Observational studies of HIV-infected individuals have found that
drug use does not accelerate progression to AIDS (Kaslow et al.,
1989; Coates et al., 1990; Lifson et al., 1990; Robertson et al.,
1990). In a Dutch cohort of HIV-seropositive homosexual men, no
significant differences in sexual behavior or use of cannabis, alcohol,
tobacco, nitrite inhalants, LSD or amphetamines were found between
men who remained asymptomatic for long periods and those who progressed
to AIDS (Keet et al., 1994). Another study, of five cohorts of homosexual
men for whom dates of seroconversion were well-documented, found
no association between HIV disease progression and history of sexually
transmitted diseases, number of sexual partners, use of AZT, alcohol,
tobacco or recreational drugs (Veugelers et al., 1994).
Similarly, in the San Francisco City Clinic Cohort, recruited in
the late 1970s and early 1980s in conjunction with hepatitis B studies,
no consistent differences in exposure to recreational drugs or sexually
transmitted diseases were seen between HIV-infected men who progressed
to AIDS and those who remained healthy (Buchbinder et al., 1994).

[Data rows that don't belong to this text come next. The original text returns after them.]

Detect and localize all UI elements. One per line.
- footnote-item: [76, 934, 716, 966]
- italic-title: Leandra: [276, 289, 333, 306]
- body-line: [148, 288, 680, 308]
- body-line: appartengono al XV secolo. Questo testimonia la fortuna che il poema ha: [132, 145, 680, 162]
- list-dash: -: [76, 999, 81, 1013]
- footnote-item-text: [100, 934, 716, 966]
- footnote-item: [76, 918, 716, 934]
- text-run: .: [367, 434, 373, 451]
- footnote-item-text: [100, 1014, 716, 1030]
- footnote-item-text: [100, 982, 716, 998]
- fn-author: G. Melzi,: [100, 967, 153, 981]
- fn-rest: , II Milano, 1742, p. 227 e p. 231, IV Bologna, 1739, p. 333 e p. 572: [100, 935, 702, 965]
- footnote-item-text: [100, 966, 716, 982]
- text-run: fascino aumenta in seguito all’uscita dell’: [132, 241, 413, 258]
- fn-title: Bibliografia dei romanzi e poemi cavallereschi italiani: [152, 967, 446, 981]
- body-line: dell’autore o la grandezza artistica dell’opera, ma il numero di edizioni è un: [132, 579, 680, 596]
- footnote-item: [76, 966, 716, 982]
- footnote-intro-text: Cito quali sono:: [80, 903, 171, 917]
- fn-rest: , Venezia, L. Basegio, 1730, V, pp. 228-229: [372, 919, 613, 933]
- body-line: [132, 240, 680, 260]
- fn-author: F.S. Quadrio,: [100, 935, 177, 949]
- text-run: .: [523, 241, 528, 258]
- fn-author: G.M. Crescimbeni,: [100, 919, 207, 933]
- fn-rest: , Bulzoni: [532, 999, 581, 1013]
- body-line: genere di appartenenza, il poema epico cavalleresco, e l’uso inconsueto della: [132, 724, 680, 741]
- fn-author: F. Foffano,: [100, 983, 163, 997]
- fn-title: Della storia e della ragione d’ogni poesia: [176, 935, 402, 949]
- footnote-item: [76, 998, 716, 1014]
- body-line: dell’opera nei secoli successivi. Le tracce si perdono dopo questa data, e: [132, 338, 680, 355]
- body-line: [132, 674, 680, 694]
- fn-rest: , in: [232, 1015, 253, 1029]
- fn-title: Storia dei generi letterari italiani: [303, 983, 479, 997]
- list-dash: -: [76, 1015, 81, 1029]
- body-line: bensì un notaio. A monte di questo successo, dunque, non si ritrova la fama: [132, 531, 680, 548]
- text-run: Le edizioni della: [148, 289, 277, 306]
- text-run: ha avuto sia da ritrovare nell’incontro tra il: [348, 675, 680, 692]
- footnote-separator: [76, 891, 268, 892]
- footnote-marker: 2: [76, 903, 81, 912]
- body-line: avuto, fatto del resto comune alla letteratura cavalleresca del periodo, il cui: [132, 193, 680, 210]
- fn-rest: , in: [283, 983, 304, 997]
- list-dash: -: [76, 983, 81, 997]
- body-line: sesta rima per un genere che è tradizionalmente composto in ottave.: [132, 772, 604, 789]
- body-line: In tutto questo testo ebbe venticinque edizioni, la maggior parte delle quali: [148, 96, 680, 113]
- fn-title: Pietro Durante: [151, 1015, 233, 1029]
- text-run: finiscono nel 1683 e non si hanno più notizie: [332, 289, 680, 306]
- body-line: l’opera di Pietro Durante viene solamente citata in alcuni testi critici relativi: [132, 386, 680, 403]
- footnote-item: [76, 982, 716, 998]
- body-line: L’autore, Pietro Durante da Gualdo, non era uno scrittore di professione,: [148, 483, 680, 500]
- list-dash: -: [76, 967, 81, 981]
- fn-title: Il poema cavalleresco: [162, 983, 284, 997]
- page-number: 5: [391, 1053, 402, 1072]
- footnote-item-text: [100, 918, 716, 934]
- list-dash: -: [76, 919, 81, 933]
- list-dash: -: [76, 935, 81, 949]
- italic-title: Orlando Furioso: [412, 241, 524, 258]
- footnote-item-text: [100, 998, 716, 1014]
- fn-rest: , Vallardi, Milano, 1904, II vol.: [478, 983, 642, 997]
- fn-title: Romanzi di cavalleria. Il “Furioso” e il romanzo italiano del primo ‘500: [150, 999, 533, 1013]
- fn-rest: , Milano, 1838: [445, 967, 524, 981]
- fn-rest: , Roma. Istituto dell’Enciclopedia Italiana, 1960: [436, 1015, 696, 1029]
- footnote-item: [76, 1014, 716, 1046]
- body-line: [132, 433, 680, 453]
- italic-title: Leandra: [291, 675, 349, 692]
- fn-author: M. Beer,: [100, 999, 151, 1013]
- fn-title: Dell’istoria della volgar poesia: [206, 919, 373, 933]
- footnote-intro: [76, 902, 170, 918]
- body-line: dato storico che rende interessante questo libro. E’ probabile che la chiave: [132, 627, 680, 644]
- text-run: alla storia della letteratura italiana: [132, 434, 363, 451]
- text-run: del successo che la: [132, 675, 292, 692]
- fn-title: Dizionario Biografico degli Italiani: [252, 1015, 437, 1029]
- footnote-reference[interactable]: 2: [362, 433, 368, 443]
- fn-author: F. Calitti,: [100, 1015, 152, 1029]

Because many children with AIDS are born to mothers who abuse recreational
drugs (Novick and Rubinstein, 1987; European Collaborative Study,
1991), it has been postulated that the mothers' drug consumption
is responsible for children developing AIDS (Duesberg, 1987-1994).
This theory is contradicted by numerous reports of infants with
AIDS born to women infected with HIV through heterosexual contact
or transfusions who do not use drugs (CDC, 1995a). As noted above,
the only factor that predicts whether a child will develop AIDS
is whether he or she is infected with HIV, not maternal drug use.